Indian philanthropist boosts Rotary’s push to end polio with new US$1 million gift

Indian philanthropist and businesswoman, Rajashree Birla, has announced a new $1 million gift to Rotary for polio eradication.

Indian philanthropist and businesswoman Rajashree Birla has announced a new gift of US$1 million to Rotary to help eradicate polio. The gift brings her total contributions to the Rotary effort to more than $7.2 million.

What’s more, this gift will be matched two-for-one by the Bill & Melinda Gates Foundation, resulting in $3 million in new funding for the Global Polio Eradication Initiative (GPEI). Rotary is a leading partner in the GPEI, especially in advocating government and donor support, fundraising, and building public awareness. Through the End Polio Now: Make History Today fundraising campaign, the Gates Foundation is matching two-for-one every new dollar Rotary commits to polio eradication, up to $35 million per year, from 2013 through 2018.

“Mrs.
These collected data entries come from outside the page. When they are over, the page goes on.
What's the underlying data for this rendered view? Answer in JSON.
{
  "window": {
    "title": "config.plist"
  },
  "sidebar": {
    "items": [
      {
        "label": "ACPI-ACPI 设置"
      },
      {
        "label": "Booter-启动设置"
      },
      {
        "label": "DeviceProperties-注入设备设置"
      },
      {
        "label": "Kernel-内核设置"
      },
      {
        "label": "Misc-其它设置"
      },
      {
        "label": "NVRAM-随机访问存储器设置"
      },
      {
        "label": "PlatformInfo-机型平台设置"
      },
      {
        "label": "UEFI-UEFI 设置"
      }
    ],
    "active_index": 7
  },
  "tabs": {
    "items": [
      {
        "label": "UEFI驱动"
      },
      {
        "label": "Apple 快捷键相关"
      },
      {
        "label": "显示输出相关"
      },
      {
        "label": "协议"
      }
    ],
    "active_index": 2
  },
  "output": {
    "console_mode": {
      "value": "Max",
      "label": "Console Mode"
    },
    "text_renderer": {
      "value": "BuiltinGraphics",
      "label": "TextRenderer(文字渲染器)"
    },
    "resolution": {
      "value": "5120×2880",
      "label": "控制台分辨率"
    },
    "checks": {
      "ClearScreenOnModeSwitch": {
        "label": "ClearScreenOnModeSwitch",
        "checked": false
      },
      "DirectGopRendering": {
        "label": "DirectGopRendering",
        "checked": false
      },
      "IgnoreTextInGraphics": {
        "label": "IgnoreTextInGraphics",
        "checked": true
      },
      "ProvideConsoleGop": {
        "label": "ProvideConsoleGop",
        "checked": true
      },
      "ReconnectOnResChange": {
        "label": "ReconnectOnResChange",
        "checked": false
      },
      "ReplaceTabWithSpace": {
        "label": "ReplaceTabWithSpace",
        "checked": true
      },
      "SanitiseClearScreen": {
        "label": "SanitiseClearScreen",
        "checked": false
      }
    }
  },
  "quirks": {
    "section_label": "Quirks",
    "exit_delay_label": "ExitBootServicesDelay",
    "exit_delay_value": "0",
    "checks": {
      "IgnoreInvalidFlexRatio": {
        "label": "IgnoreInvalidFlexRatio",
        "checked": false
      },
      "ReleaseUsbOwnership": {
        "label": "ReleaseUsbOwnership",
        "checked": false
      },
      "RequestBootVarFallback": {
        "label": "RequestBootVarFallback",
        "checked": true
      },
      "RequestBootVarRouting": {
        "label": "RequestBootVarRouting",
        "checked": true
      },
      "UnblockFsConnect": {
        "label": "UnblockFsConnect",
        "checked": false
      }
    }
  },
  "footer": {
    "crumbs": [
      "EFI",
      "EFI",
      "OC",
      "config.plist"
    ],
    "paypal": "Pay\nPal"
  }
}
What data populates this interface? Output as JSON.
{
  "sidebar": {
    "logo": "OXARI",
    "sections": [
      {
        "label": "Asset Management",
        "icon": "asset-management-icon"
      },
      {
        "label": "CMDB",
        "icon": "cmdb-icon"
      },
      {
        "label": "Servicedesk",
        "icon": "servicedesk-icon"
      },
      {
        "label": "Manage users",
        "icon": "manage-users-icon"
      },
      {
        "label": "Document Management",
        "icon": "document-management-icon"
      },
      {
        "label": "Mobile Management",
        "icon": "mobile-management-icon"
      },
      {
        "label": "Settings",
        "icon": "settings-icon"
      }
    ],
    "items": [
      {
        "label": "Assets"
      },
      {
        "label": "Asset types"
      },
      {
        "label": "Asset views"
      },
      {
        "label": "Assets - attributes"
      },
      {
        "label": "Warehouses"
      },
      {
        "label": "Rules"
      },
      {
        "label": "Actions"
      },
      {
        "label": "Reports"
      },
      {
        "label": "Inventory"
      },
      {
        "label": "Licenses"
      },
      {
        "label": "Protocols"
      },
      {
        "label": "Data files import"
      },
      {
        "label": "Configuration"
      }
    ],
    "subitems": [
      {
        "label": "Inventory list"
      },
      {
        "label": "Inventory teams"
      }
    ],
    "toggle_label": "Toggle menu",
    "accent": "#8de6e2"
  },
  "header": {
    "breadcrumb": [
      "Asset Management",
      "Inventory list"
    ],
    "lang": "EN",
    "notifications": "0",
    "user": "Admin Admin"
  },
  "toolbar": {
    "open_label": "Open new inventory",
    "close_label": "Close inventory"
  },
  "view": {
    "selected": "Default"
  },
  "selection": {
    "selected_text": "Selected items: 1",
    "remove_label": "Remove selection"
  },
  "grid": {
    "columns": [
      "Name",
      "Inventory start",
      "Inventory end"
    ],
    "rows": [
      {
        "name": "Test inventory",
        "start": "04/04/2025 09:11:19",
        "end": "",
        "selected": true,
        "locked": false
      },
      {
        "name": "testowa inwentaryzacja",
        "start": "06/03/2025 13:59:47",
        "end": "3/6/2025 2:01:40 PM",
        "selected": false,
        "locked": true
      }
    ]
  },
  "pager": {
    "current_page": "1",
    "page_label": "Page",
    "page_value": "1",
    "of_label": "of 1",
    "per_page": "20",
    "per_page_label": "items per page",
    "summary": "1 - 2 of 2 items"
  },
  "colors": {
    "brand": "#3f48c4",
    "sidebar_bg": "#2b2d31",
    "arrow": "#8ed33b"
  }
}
Birla’s generous gift is deeply appreciated and could not have come at a more opportune time in our fight to end polio once and for all,” says Ashok Mahajan, a former Rotary Foundation trustee and close friend of the Birla family. “Her generosity no doubt will inspire other private donors to step up and help Rotary take full advantage of our innovative partnership with the Gates Foundation.”

Birla’s gift underscores India’s commitment to remain polio free. India -- which some experts believed would be the last nation to beat polio -- hasn’t recorded a case of the disease since January 2011. Only Nigeria, Pakistan, and Afghanistan remain on the list of countries where the wild poliovirus has never been stopped. India’s nearly 3,200 Rotary clubs have been instrumental in supporting National Immunization Days, massive initiatives that reach nearly 175 million children under age 5 with the oral polio vaccine.

“Thanks to the efforts of Rotary and its partners -- including India’s Health Ministry, WHO [World Health Organization], UNICEF, CDC [U.S. Centers for Disease Control and Prevention], the Gates Foundation, and other organizations -- India continues to be free of polio,” says Birla, whose son, Kumar Mangalam Birla, has transformed the Aditya Birla Group into a Fortune 500 global conglomerate. “Now we owe it to humanity to see that Nigeria, Afghanistan, and Pakistan also become polio free in the near future.”